Against the Eagles, it finally hit me. I had 4 tackles for a loss and a couple hits on the quarterback. Playing against Vick, Shady (LeSean McCoy) was awesome. I went through the preseason and didn't get to play that much, maybe only a series or two a game, but that game against Philly was my first game with a lot of playing time.
How different is football on Saturday and football on Sunday?
It’s a whole different atmosphere. College football fans are die-hard, and there’s nothing like 108,000 screaming fans in the Horseshoe. It’s incredible. It’s similar in the NFL, but it’s not as serious. The stadiums aren't as big, but they can be just as loud. You tend to get more of a mixed crowd in the NFL, as well, but you rarely get away fans in college. Well, Ohio State fans travel everywhere, but that’s an exception.
Who was the most intimidating player you’ve ever faced, whether it was in college or in the pros?
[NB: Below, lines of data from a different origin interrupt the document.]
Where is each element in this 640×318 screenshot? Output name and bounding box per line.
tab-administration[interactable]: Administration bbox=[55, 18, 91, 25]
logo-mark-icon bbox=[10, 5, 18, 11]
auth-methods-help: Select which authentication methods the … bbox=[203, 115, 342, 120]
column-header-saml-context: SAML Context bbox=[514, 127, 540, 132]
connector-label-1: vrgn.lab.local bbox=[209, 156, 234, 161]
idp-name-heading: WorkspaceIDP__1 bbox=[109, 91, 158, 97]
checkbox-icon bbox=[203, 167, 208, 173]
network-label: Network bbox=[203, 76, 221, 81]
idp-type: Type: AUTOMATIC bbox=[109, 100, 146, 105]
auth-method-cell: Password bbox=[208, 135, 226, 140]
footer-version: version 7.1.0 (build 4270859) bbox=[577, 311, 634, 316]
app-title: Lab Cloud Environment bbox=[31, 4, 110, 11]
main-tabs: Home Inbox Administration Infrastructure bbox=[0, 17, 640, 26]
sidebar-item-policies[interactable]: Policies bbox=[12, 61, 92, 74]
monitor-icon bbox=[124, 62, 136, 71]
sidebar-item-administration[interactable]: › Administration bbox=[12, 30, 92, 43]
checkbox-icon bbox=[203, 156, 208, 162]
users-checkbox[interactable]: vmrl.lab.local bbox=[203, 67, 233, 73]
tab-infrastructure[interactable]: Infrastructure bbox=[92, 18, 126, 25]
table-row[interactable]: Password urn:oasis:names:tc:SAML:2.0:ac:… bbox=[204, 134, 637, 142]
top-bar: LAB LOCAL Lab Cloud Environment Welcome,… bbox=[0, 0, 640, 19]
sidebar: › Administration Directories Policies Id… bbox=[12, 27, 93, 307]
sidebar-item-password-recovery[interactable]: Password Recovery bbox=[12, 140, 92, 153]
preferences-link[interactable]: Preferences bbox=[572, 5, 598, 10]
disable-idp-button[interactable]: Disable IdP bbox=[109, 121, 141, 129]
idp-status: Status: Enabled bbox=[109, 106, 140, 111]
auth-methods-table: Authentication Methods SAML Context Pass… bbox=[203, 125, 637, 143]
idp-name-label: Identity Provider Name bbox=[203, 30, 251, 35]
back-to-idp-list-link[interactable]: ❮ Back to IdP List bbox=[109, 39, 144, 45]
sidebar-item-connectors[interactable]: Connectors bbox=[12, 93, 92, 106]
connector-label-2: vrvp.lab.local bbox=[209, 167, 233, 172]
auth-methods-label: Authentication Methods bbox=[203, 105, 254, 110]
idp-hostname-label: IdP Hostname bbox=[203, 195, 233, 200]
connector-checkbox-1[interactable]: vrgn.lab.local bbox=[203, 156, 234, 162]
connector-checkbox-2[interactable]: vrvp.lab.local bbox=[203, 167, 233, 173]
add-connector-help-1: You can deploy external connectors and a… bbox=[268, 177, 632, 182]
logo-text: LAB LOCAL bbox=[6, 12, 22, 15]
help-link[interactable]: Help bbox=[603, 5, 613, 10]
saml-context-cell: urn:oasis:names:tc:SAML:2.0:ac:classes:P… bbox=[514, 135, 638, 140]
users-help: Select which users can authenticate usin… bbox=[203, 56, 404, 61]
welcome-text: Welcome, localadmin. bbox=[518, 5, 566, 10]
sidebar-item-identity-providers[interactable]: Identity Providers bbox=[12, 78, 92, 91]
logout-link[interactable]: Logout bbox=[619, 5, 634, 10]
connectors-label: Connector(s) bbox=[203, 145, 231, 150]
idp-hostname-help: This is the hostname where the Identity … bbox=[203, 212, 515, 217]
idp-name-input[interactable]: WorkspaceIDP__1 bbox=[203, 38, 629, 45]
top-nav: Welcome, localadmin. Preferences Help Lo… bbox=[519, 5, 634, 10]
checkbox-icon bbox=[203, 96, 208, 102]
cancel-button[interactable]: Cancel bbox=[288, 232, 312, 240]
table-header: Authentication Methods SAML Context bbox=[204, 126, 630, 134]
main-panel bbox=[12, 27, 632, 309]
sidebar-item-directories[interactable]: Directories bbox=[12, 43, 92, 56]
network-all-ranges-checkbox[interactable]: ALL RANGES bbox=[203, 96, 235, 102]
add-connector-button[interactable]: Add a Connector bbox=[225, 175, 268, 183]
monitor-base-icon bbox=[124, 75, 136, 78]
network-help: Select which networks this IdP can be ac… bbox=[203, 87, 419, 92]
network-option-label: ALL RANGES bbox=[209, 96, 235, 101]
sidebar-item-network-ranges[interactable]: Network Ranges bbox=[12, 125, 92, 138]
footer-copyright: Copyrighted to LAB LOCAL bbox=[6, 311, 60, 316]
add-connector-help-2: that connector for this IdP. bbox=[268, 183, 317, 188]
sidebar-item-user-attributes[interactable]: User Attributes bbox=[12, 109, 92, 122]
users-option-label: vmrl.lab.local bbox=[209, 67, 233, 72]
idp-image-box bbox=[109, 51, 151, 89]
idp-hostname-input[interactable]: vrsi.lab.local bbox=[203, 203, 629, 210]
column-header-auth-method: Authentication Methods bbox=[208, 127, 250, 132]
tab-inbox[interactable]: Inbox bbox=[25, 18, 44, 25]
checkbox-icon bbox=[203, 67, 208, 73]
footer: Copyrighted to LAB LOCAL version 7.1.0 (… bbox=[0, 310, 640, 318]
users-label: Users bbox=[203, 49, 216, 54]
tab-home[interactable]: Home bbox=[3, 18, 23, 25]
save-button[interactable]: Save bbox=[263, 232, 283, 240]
I wouldn’t say intimidating because I haven’t been scared to face anyone. When I was a freshman at Ohio State, I had to go up against Justin Boren every day in practice. He’s the toughest person I’ve ever been up against. Probably the best offensive lineman I’ve ever faced.
And finally, how do you think the Buckeyes finish the season?
I think they’ll go undefeated. I think the defense will get better, like it did in the second half of the season last year. I’m just really impressed with the defensive line and I think they’ll carry the team to an undefeated season.